O especialista também alertou que a exploração lunar por grandes potências pode ameaçar a Zona Protegida da Lua, uma decisão tomada nos anos 70 que busca preservar o silêncio natural do lado escuro do astro, permitindo observações científicas que não são viáveis na Terra devido a interferências atmosféricas. Além disso, projetos estão em andamento para instalar radiotelescópios na Lua, aproveitando esse potencial científico.
Em relação ao monitoramento climático, a UIT realiza conferências internacionais a cada quatro anos para atualizar o Tratado Internacional das Regulações de Rádio, aumentando a alocação de frequências para satélites de observação da Terra. Essa necessidade urgente surge diante das mudanças climáticas, onde novos sensores espaciais requerem proteção contra interferências de rádio.

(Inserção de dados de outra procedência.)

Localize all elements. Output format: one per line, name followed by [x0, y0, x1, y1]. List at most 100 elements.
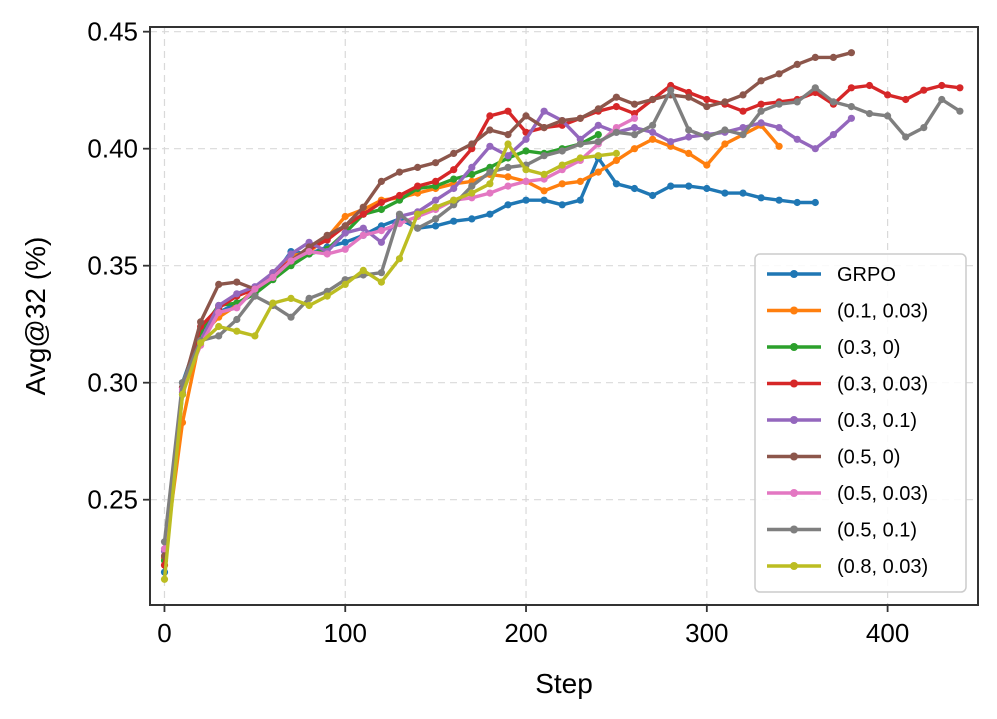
data-point — [432, 196, 440, 204]
data-point — [341, 245, 349, 253]
data-point — [178, 390, 187, 398]
legend-swatch-marker — [790, 343, 798, 351]
data-point — [251, 292, 259, 300]
data-point — [233, 327, 241, 335]
x-tick-label: 300 — [685, 618, 728, 648]
data-point — [287, 250, 295, 258]
data-point — [938, 81, 946, 90]
data-point — [721, 140, 729, 148]
data-point — [956, 84, 964, 92]
data-point — [287, 313, 295, 321]
data-point — [504, 201, 512, 209]
data-point — [251, 332, 259, 340]
data-point — [811, 198, 819, 207]
y-tick-label: 0.45 — [87, 17, 138, 47]
data-point — [414, 182, 422, 190]
data-point — [359, 224, 367, 232]
data-point — [630, 114, 639, 122]
data-point — [775, 100, 783, 108]
y-tick-label: 0.25 — [87, 485, 138, 515]
data-point — [468, 215, 476, 223]
data-point — [377, 269, 385, 277]
legend: GRPO (0.1, 0.03) (0.3, 0) (0.3, 0.03) (0.3, … — [754, 253, 967, 593]
legend-label: (0.3, 0.1) — [837, 410, 917, 432]
data-point — [667, 138, 675, 146]
data-point — [215, 332, 223, 340]
data-point — [721, 189, 729, 197]
data-point — [793, 98, 801, 106]
series-8 — [160, 140, 621, 583]
data-point — [721, 98, 729, 106]
data-point — [938, 95, 946, 104]
data-point — [305, 301, 313, 310]
data-point — [486, 168, 494, 176]
y-tick-label: 0.40 — [87, 134, 138, 164]
data-point — [757, 77, 765, 85]
data-point — [649, 95, 657, 104]
data-point — [811, 145, 819, 153]
legend-swatch-marker — [790, 489, 798, 497]
data-point — [612, 149, 621, 157]
data-point — [594, 152, 602, 160]
data-point — [323, 231, 331, 239]
legend-label: (0.5, 0) — [837, 447, 900, 469]
data-point — [522, 135, 530, 143]
data-point — [757, 107, 765, 115]
data-point — [522, 177, 530, 185]
data-point — [865, 110, 874, 118]
data-point — [956, 107, 964, 115]
data-point — [793, 60, 801, 68]
data-point — [685, 133, 693, 141]
data-point — [341, 212, 349, 221]
data-point — [594, 105, 602, 113]
data-point — [612, 156, 621, 164]
data-point — [160, 575, 169, 583]
data-point — [775, 196, 783, 204]
data-point — [504, 173, 512, 181]
data-point — [667, 86, 675, 94]
data-point — [576, 177, 584, 185]
x-tick-label: 0 — [157, 618, 171, 648]
data-point — [468, 140, 476, 148]
series-7 — [160, 84, 964, 546]
legend-item: (0.3, 0.1) — [767, 410, 917, 432]
data-point — [649, 121, 657, 129]
data-point — [197, 318, 205, 326]
data-point — [450, 196, 458, 204]
data-point — [739, 91, 747, 99]
legend-item: GRPO — [767, 264, 896, 286]
data-point — [486, 126, 494, 134]
data-point — [341, 280, 349, 288]
data-point — [649, 191, 657, 200]
data-point — [685, 149, 693, 157]
data-point — [323, 250, 331, 258]
data-point — [395, 210, 404, 218]
data-point — [594, 168, 602, 176]
data-point — [576, 196, 584, 204]
legend-item: (0.3, 0) — [767, 337, 900, 359]
data-point — [685, 93, 693, 101]
data-point — [775, 142, 783, 150]
data-point — [558, 161, 566, 169]
data-point — [432, 203, 440, 211]
data-point — [703, 95, 711, 104]
data-point — [359, 266, 367, 274]
data-point — [811, 84, 819, 92]
data-point — [540, 107, 548, 115]
data-point — [558, 201, 566, 209]
data-point — [739, 107, 747, 115]
data-point — [703, 184, 711, 193]
y-tick-label: 0.30 — [87, 368, 138, 398]
data-point — [703, 133, 711, 141]
data-point — [233, 290, 241, 298]
data-point — [920, 124, 928, 132]
data-point — [522, 196, 530, 204]
data-point — [305, 248, 313, 256]
data-point — [540, 124, 548, 132]
legend-item: (0.8, 0.03) — [767, 556, 928, 578]
data-point — [233, 304, 241, 312]
data-point — [829, 53, 838, 62]
data-point — [414, 210, 422, 218]
data-point — [630, 100, 639, 108]
data-point — [215, 308, 223, 317]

Vallet ressaltou que a coordenação na alocação de frequências é crucial para evitar conflitos operacionais que possam comprometer a segurança e inovação na crescente economia espacial. Ele apontou para áreas como turismo espacial, manufatura em órbita e mineração espacial, que exigem uma comunicação robusta por meio de frequências de rádio. As diferentes zonas orbitais — geoestacionária, terrestre média, baixa e elípticas — desempenham papéis essenciais na conectividade global, fundamentando a arquitetura de comunicações espaciais cuidadosamente coordenadas.